Tuesday, May 16, 2006

Guard on the Border

So sending the National Guard to the border will involve sending reservists there on their annual training rather than a regular mobilization? Will this really be awful as this article argues?

First of all let me say that I generally oppose the use of the Guard on the border. We have specially trained Border Patrol personnel for this job. If we have too few, pay for more.

On the other hand, leaving aside whether we should have spent the last five years increasing our civilian assets, as a temporary measure until we train and equip more border forces, I could live with it.

Second, annual training is not limited to fifteen days. I was on one for three weeks and I didn't have any choice on it. So we could still get two weeks of service with a week of travel time added on to annual training time.

Third, if the missions were related to the units' missions, this would still be good training. Engineering units could build walls, roads, bridges, and detention facilities; military police could guard detainees; helicopter units could ferry personnel and supplies; transportation units could do the same with trucks; cavalry and infantry units could patrol and report; signal units could set up communications; UAV units could observe the border; and so forth. And all after deploying perhaps thousands of miles. This is all good training.

Finally, I believe this is how we kept troops deployed in Honduras during the 1980s. If we managed to send reservists to Central America on their annual training to support our policies, why can't we send them to the US-Mexican border?

As I say, as a rule I oppose using the Guard for border protection if it is just illegal alien protection. This should be a civilian function. But if we are going to do it, the problems stated aren't necessarily real or insurmountable.

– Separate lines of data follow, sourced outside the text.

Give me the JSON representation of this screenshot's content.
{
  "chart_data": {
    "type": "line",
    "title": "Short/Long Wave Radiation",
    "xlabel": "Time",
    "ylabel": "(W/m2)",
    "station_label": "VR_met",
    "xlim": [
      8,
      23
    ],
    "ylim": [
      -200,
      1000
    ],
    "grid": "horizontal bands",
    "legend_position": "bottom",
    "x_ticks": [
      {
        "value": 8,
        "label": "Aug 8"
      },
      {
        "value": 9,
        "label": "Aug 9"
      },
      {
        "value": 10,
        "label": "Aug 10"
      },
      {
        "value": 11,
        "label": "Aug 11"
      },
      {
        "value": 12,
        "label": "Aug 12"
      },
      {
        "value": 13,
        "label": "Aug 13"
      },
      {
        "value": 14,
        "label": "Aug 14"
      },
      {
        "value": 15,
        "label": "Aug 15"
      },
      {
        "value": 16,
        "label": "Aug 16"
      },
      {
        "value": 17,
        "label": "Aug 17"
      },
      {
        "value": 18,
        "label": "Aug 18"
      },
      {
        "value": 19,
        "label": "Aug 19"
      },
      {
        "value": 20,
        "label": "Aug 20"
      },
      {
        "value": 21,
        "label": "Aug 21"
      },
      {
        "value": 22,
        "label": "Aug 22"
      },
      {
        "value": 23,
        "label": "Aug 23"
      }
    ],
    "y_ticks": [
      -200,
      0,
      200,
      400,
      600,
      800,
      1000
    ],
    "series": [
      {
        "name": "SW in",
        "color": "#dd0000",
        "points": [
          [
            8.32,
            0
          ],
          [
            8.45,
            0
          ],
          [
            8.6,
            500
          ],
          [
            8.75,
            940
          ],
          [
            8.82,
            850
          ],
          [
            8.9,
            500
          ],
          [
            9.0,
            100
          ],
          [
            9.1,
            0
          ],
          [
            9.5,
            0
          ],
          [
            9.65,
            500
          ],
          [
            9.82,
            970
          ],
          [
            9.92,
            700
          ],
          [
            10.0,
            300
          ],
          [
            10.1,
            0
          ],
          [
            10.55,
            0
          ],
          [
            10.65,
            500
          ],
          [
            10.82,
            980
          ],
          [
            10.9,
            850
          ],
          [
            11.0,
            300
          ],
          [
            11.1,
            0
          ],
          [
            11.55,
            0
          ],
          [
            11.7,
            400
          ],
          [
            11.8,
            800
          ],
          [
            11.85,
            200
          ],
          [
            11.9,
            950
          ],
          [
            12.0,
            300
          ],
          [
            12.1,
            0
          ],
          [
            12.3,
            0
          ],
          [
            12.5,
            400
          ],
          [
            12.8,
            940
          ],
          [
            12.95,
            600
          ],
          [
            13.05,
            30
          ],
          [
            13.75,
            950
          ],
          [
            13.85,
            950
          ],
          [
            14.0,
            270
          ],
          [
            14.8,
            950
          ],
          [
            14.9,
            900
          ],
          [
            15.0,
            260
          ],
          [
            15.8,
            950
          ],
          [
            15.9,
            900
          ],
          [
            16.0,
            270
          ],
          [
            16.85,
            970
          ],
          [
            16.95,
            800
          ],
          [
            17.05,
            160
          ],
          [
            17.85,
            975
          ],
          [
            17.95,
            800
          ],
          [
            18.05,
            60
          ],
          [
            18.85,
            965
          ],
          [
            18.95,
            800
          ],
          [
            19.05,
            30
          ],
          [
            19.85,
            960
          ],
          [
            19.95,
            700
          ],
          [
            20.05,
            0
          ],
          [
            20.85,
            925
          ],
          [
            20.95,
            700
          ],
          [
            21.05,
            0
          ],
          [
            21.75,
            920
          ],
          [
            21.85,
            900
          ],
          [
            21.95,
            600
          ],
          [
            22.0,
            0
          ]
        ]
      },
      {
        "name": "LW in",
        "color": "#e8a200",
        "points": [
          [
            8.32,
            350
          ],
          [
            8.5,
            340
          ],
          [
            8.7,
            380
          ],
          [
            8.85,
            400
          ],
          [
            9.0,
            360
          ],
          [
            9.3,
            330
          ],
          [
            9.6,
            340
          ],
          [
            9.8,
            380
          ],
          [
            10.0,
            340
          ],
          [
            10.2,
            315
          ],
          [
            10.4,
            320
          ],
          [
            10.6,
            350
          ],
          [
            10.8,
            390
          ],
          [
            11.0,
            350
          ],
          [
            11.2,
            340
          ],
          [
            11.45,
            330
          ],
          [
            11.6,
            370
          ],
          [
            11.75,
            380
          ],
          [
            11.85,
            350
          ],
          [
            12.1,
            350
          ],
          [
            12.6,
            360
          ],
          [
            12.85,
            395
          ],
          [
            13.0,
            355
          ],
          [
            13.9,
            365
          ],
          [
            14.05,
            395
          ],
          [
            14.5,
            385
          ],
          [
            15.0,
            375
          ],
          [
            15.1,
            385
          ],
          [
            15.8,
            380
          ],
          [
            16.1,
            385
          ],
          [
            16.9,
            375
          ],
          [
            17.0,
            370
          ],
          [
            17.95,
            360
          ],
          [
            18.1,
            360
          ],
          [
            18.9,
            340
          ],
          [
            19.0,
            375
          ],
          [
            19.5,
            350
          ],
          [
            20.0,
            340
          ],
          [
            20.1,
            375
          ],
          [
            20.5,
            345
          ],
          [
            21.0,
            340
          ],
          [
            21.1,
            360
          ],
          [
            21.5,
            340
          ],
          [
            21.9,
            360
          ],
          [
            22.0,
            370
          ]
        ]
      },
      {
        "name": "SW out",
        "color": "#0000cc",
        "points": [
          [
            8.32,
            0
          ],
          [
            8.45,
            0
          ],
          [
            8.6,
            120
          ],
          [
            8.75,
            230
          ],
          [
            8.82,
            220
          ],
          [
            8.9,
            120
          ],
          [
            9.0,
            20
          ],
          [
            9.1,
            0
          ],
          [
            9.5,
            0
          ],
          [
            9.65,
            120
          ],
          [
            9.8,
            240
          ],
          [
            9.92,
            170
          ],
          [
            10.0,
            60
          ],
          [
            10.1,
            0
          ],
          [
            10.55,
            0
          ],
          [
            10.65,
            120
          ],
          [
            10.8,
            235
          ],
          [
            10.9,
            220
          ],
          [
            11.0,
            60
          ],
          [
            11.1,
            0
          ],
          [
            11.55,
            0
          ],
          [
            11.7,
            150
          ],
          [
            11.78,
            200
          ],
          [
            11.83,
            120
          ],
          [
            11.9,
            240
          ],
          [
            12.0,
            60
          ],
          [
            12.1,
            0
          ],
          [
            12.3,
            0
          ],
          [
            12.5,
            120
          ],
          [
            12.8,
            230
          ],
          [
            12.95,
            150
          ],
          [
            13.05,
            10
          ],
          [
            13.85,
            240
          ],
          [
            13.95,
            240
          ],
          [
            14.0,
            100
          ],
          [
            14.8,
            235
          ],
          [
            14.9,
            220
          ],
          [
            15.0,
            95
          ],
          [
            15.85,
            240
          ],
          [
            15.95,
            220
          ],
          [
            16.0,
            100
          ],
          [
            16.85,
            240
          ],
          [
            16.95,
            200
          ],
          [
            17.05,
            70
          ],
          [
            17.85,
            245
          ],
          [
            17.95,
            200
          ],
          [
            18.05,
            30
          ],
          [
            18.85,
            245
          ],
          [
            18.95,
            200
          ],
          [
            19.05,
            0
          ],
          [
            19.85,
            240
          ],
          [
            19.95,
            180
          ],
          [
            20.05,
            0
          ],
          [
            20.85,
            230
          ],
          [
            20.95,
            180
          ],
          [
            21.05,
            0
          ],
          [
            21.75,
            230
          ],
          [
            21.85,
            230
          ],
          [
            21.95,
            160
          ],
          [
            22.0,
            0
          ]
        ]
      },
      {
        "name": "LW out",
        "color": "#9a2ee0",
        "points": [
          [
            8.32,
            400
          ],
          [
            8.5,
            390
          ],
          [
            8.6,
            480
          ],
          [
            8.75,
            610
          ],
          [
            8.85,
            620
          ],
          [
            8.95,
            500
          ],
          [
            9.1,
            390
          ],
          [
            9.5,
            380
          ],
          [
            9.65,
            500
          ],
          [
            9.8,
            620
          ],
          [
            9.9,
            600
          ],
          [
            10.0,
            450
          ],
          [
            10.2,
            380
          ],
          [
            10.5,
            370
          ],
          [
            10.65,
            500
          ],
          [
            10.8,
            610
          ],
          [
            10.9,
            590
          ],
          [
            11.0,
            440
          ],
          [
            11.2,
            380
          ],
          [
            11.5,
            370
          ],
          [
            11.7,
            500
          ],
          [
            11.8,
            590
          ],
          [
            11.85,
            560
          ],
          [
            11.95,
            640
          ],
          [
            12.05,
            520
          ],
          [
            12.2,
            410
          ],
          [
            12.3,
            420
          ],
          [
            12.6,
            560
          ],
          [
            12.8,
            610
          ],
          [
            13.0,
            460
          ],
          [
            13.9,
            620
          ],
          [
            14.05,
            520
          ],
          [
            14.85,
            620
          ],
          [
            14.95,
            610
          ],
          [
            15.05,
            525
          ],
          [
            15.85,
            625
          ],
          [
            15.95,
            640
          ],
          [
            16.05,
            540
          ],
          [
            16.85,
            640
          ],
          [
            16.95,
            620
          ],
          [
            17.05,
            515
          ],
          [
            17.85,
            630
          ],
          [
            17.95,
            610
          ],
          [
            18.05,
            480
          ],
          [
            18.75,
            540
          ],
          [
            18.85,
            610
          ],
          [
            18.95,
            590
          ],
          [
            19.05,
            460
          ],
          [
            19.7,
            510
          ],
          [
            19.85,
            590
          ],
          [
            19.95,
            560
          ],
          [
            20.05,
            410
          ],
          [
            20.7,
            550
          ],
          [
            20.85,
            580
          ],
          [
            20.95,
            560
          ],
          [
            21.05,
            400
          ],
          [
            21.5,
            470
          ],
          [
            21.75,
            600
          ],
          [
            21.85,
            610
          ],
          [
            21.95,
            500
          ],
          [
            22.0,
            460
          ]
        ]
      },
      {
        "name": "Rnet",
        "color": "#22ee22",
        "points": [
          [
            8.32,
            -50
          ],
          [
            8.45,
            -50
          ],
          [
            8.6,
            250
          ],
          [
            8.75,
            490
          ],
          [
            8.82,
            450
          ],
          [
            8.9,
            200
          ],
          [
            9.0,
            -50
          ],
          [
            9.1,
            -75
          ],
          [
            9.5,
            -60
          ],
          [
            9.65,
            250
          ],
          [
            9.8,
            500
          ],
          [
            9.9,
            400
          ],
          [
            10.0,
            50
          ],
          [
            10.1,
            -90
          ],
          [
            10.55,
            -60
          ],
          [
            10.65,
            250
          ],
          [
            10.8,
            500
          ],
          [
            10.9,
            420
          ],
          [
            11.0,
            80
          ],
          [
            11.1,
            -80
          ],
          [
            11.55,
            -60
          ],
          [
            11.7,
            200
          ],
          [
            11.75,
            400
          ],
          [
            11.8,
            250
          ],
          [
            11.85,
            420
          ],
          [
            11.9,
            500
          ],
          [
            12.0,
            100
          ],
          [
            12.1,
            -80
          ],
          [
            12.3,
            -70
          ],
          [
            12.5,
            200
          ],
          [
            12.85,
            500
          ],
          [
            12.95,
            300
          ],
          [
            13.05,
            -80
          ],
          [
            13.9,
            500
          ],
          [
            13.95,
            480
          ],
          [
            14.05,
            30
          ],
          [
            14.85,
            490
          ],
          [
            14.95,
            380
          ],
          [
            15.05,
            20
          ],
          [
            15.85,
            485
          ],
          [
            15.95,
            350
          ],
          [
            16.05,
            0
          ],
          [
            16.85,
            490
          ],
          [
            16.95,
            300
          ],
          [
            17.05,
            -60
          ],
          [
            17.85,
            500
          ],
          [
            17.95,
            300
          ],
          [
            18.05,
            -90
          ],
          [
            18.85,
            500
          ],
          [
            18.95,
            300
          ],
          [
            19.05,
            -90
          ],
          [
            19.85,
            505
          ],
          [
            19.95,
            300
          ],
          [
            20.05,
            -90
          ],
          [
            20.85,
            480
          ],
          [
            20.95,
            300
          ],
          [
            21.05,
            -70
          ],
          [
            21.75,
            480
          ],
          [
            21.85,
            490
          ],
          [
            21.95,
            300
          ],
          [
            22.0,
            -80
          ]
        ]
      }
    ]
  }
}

Of course, if the Guard really is going to be "deployed" to file paperwork, this is a horrible idea. Hire some temps for goodness sake, if that's the case.

UPDATE: This article clarifies the Guard role:

President Bush announced Monday that he will send 6,000 National Guard troops to the 2,000-mile U.S.-Mexico border, but said the troops will provide intelligence and surveillance support to U.S. Border Patrol agents and will not catch and detain illegal immigrants.

And then I get a really good WTF? feeling from this:

"If there is a real wave of rights abuses, if we see the National Guard starting to directly participate in detaining people ... we would immediately start filing lawsuits through our consulates," Foreign Secretary Luis Ernesto Derbez said in an interview with a Mexico City radio station.

Are they effing kidding me? Is this a joke? File suit if we protect our border?

Look, I'm pretty pro-immigration. As long as it is accompanied by assimilation. America is defined by the idea of freedom and is not a racial/ethnic thing or one based on the land of ancestors. Americans-at-heart live all around the world. And many have come here and have joined us just as my grandparents came here. But I don't pine for the bogs of Ireland with some irredentist fury. St Patrick's Day is a day to wear green and drink beer without guilt. My Hungarian ancestry lives on by me calling my son a "kookoobacha" (which I believe means little crazy one, in an endearing sense).

On the whole and up until now, immigration has been good for us. We are stronger because of past immigration. Is it good now? And at the current rate? And under the current circumstances? Well, that's why we are debating.

But when officials of a foreign country start issuing threats to sue us if we enforce our border crossing laws, I am ready to support digging a moat on our southern border and seeding it with mines. What we decide to do with our border is our damn business.

Hey, would it be rude to suggest a member of the Kennedy family drive each and every illegal immigrant across the Rio Grande?

ANOTHER UPDATE: This interview with lieutenant general Steven Blum confirms that the bulk of the Guard force will be reservists on their usual annual training of 2 or 3 weeks led by a cadre of long-term headquarters that will coordinate the units moving into and out of the border:

Well, it would work in a combination of ways. There would be a duration force. There would be people there from the effected states, from the Joint Force Headquarters of the National Guard in California, Arizona, New Mexico and Texas that would be there for the duration and they would coordinate and plan and synchronize all the efforts of these National Guardsmen that would come in for shorter periods of time.

You wouldn’t be meeting a new commander every week and you wouldn’t be making a new relationship with the Border Patrol and the Immigration people.

What you would be is, for instance the heavy equipment operator, the bulldozer operator that’s building a barrier or a fence or a road, or an engineer. He or she may be there for two weeks to three weeks and then go back home so that it fits their normal National Guard model that they’re used to. They know every Guardsman is going to have to get together for training for anywhere between two and three weeks every year. We call this annual training. The employers of the civilian citizen soldiers and airmen expect it and so do their families and they plan for it.


I'm not sure how much 6,000 troops will help, but it won't hurt the border situation and it certainly won't undermine training and readiness. If anything, it will increase readiness because of the distances involved, the real world environment, the practical goals, and even the low chance of violence that will keep the reservists a little more on their toes.